- 139
Albert Gleizes
Description
- Albert Gleizes
- Vaudeville
- signed Alb Gleizes, dated N.Y. 1917 (lower right)
- oil on board
Provenance
The Solomon R. Guggenheim Museum, New York (bequeathed from the above in 1937; sale: Sotheby's, London, 2nd July 1974, lot 80)
Private Collection, Sweden (purchased at the above sale; sale: Sotheby's, London, 6th February 2013, lot 117)
Purchased at the above sale by the late owner
Exhibited
Literature
Catalogue Note
The importance of the present work was attested to by its inclusion in the prestigious collection of Solomon R. Guggenheim in New York, who acquired it in 1936 and bequeathed it to The Solomon R. Guggenheim Museum a year later, eventually selling it at Sotheby's in London in 1974 after more than 30 years in his collection. Standing as a powerful example of the connections and dynamic artistic exchange between Europe and the US at the time Vaudeville is a significant work within Gleizes’ œuvre, and various preparatory drawings exist, one of which was also given to the Guggenheim by Hilla Rebay in 1938 and then deaccessioned in 1986.

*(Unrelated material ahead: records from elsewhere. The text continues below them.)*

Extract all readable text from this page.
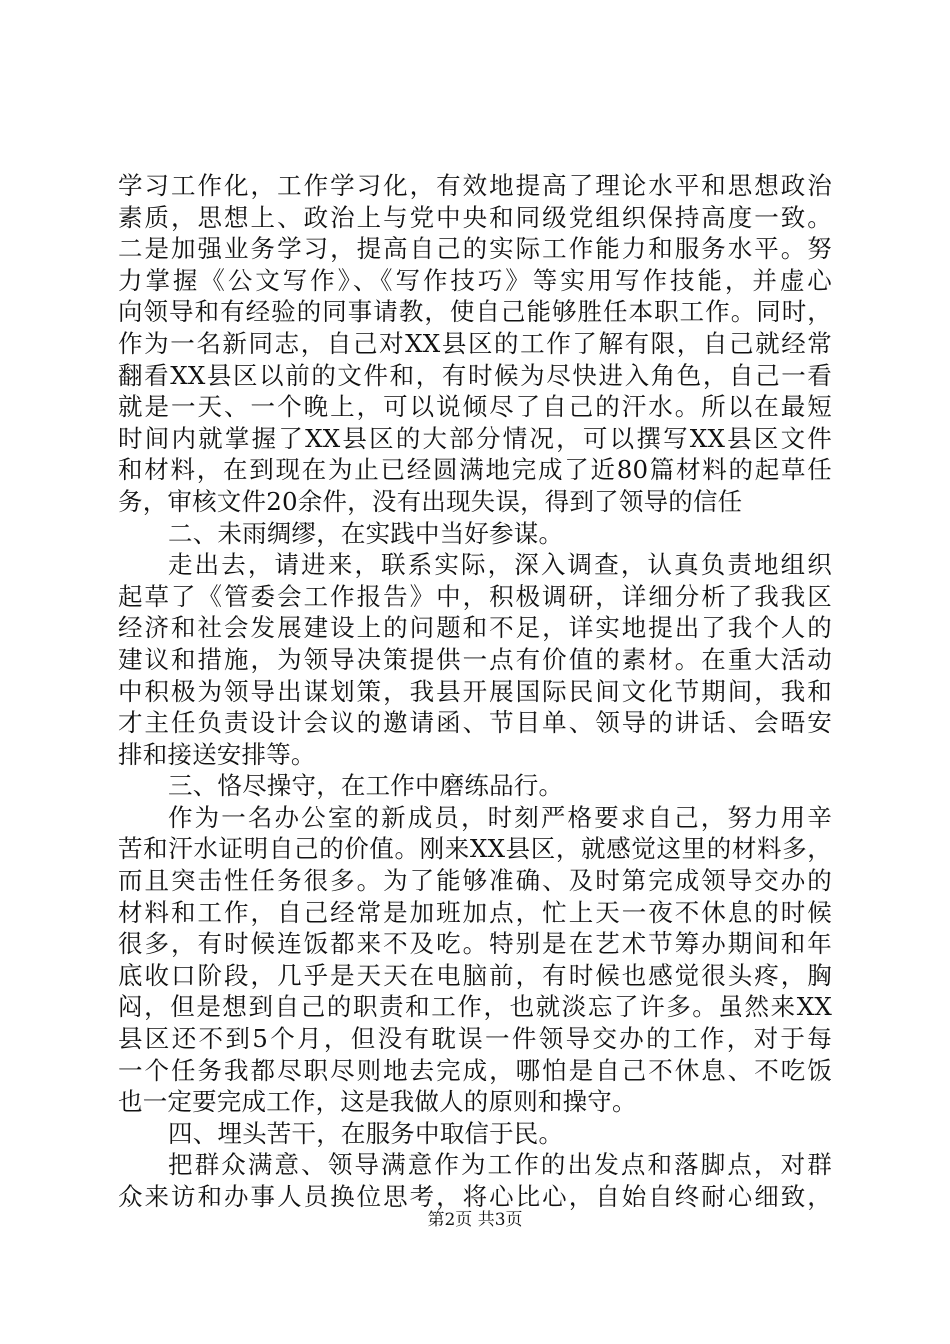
学习工作化，工作学习化，有效地提高了理论水平和思想政治
素质，思想上、政治上与党中央和同级党组织保持高度一致。
二是加强业务学习，提高自己的实际工作能力和服务水平。努
力掌握《公文写作》、《写作技巧》等实用写作技能，并虚心
向领导和有经验的同事请教，使自己能够胜任本职工作。同时，
作为一名新同志，自己对XX县区的工作了解有限，自己就经常
翻看XX县区以前的文件和，有时候为尽快进入角色，自己一看
就是一天、一个晚上，可以说倾尽了自己的汗水。所以在最短
时间内就掌握了XX县区的大部分情况，可以撰写XX县区文件
和材料，在到现在为止已经圆满地完成了近80篇材料的起草任
务，审核文件20余件，没有出现失误，得到了领导的信任
二、未雨绸缪，在实践中当好参谋。
走出去，请进来，联系实际，深入调查，认真负责地组织
起草了《管委会工作报告》中，积极调研，详细分析了我我区
经济和社会发展建设上的问题和不足，详实地提出了我个人的
建议和措施，为领导决策提供一点有价值的素材。在重大活动
中积极为领导出谋划策，我县开展国际民间文化节期间，我和
才主任负责设计会议的邀请函、节目单、领导的讲话、会晤安
排和接送安排等。
三、恪尽操守，在工作中磨练品行。
作为一名办公室的新成员，时刻严格要求自己，努力用辛
苦和汗水证明自己的价值。刚来XX县区，就感觉这里的材料多，
而且突击性任务很多。为了能够准确、及时第完成领导交办的
材料和工作，自己经常是加班加点，忙上天一夜不休息的时候
很多，有时候连饭都来不及吃。特别是在艺术节筹办期间和年
底收口阶段，几乎是天天在电脑前，有时候也感觉很头疼，胸
闷，但是想到自己的职责和工作，也就淡忘了许多。虽然来XX
县区还不到5个月，但没有耽误一件领导交办的工作，对于每
一个任务我都尽职尽则地去完成，哪怕是自己不休息、不吃饭
也一定要完成工作，这是我做人的原则和操守。
四、埋头苦干，在服务中取信于民。
把群众满意、领导满意作为工作的出发点和落脚点，对群
众来访和办事人员换位思考，将心比心，自始自终耐心细致，
第2页 共3页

As a co-founder of the Salon d'Automne and member of the Salon des Indépendants, Gleizes was heavily influenced by Henri Le Fauconnier, Jean Metzinger and other members of the Cubist circle. Soon discovering his own pictorial language, Gleizes sought to deconstruct the objects which appear in his canvases, reorganising them in rhythmically shifting planes. By 1911, he was among the outstanding Cubist exhibitors in the Salon des Indépendants and co-author with Jean Metzinger of the treatise Du Cubisme. This was the first publication to offer a definition of Cubism and the ideas set forth therein were an inspiration to many of Gleizes' contemporaries, including Roger de Fresnaye and Fernand Léger. Gleizes continued to develop his creative language over the following years, pushing the Cubist vernacular to its limits. Brookes goes so far as to argue that ‘Gleizes can claim, justifiably, to have gone further with Cubism than any other painter’ (Peter Brookes, Albert Gleizes, For and Against the Twentieth Century, New Haven, 2001, p. x). In its combination of abstract shapes and quotidian objects reduced to their most elemental form, Vaudeville stands as a magnificent exemplar of Gleizes’ utterly distinctive and pioneering artistic practice.